As the world readies for a tapering of QE3, interest rates have adjusted for an eventual Fed exit. The 10-year US Treasury yield sits at 2.53%, up from 1.6% in May.
Long-dated maturities see the biggest change. Mortgage-backed securities took a beating on the Fed’s words of a taper, but yields have since come off their highs.
Let’s examine how this plays out for mREIT investors.
It first appeared that the Federal Reserve would begin tapering by the end of 2013, if not September 2013, a month cited in several analysts’ reports. The market responded quickly, pushing yields higher.
Since then, Bernanke has stepped off the tapering talk. He said yesterday that the Fed’s purchases “are by no means on a preset course,” adding that the Fed will be “responding to the data.” In essence, Bernanke’s not sold on the taper if economic reports show a slowing economy.
Bernanke’s latest move is genius. In announcing a potential tapering of asset purchases, Bernanke forced the markets to move rates up, without any exit from the Fed. The Fed is buying the same amount of U.S. Treasuries and mortgage-backed securities, however the market responded as if the Fed pulled out completely.

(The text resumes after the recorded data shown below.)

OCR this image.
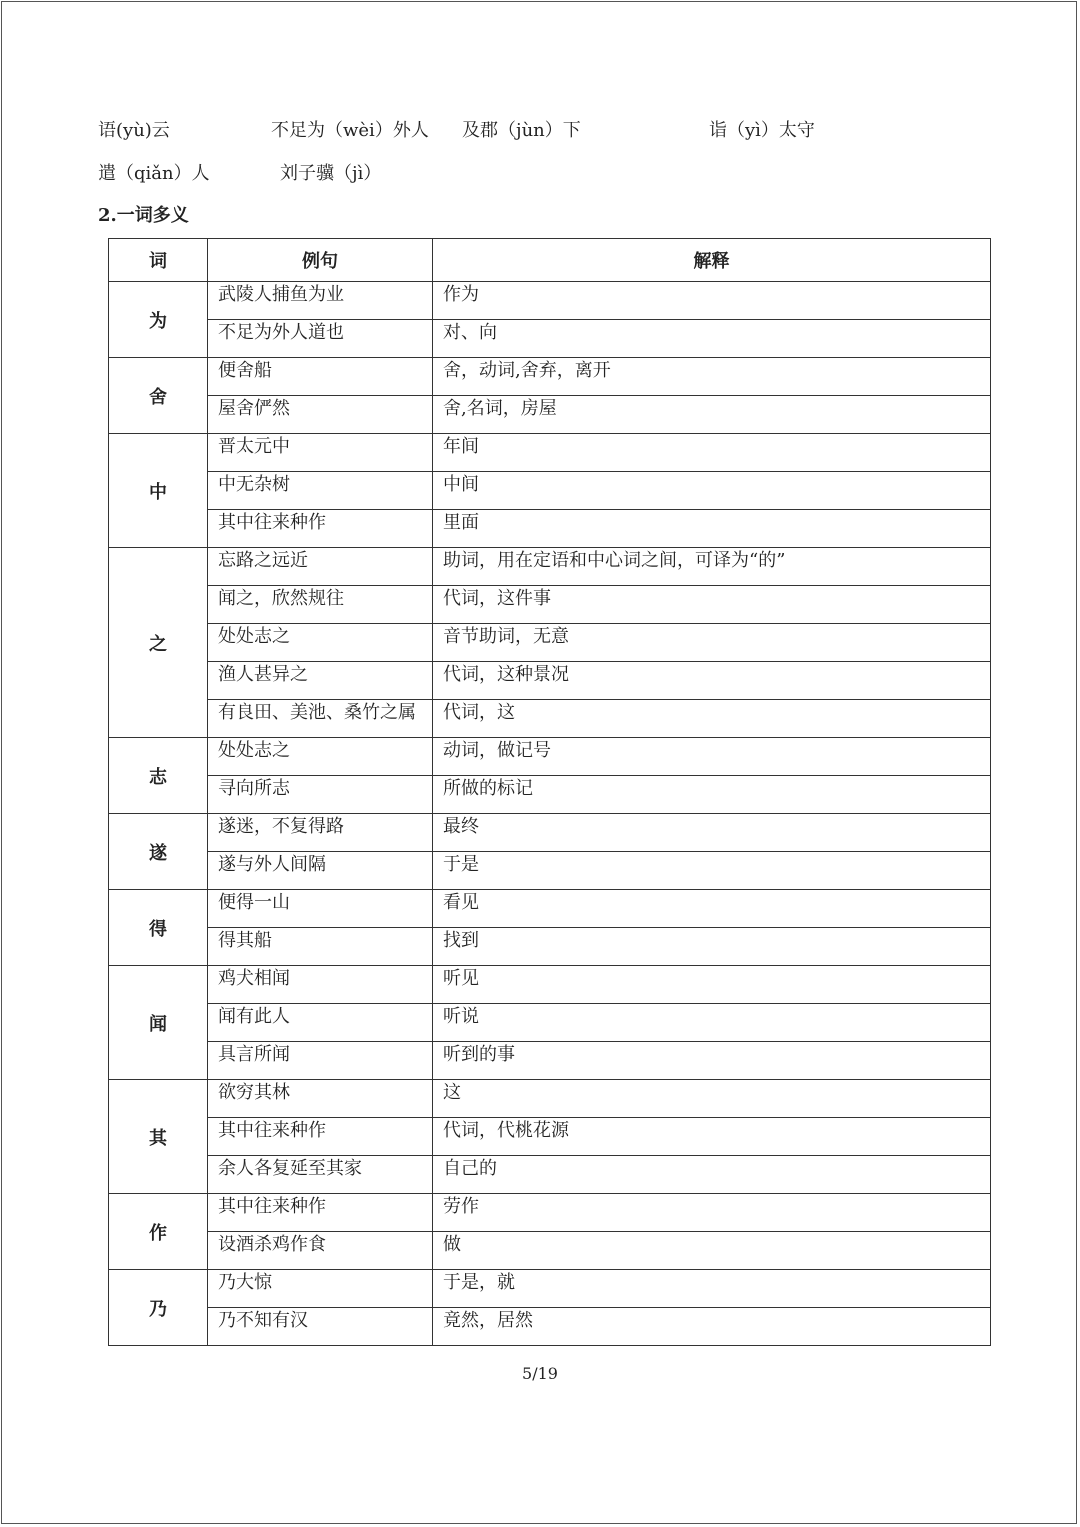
语(yù)云	不足为（wèi）外人 及郡（jùn）下	诣（yì）太守
遣（qiǎn）人	刘子骥（jì）
2.一词多义
词	例句	解释
为	武陵人捕鱼为业	作为

	不足为外人道也	对、向

舍	便舍船	舍，动词,舍弃，离开

	屋舍俨然	舍,名词，房屋

中	晋太元中	年间

	中无杂树	中间

	其中往来种作	里面

之	忘路之远近	助词，用在定语和中心词之间，可译为“的”

	闻之，欣然规往	代词，这件事

	处处志之	音节助词，无意

	渔人甚异之	代词，这种景况

	有良田、美池、桑竹之属	代词，这

志	处处志之	动词，做记号

	寻向所志	所做的标记

遂	遂迷，不复得路	最终

	遂与外人间隔	于是

得	便得一山	看见

	得其船	找到

闻	鸡犬相闻	听见

	闻有此人	听说

	具言所闻	听到的事

其	欲穷其林	这

	其中往来种作	代词，代桃花源

	余人各复延至其家	自己的

作	其中往来种作	劳作

	设酒杀鸡作食	做

乃	乃大惊	于是，就

	乃不知有汉	竟然，居然
5/19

Bernanke slowed any bubble that may have been forming, all the while enabling the Fed to justify perpetual asset purchases in excess of $1 trillion each year.
Why mREITs should succeed
Mortgage REITs are the most exposed to higher rates. Mortgage REITs borrow in the short-term to invest in long-term securities. They use leverage, up to 8x their equity, to generate double-digit yields for investors.
In effect, an mREIT will borrow at 2% and lend (invest in MBS products) at 4-5%, paying out the spread to investors.
Bernanke’s latest signal suggests that he’s happy with rates on the long-end of the yield curve. Higher rates dampen discussion about a real estate bubble, while slowing speculative credit issuance and record borrowing.
Higher rates also bode well for mREIT profitability. As long-dated yields find a new plateau at 4.5% for 30-year mortgages, mREITs earn a larger spread between short and long-term rates.
mREITs in Focus
The two largest mREITs, American Capital Agency Corp. (NASDAQ:AGNC) and Annaly Capital Management, Inc. (NYSE:NLY) should fare better than their share prices let on.
Mortgage REITs produce earnings and losses from two different mechanisms. First, there are the underlying book values, which change in response to rates. Higher rates mean lower MBS prices, and thus lower book values. Lower rates mean higher MBS prices, and thus higher book values.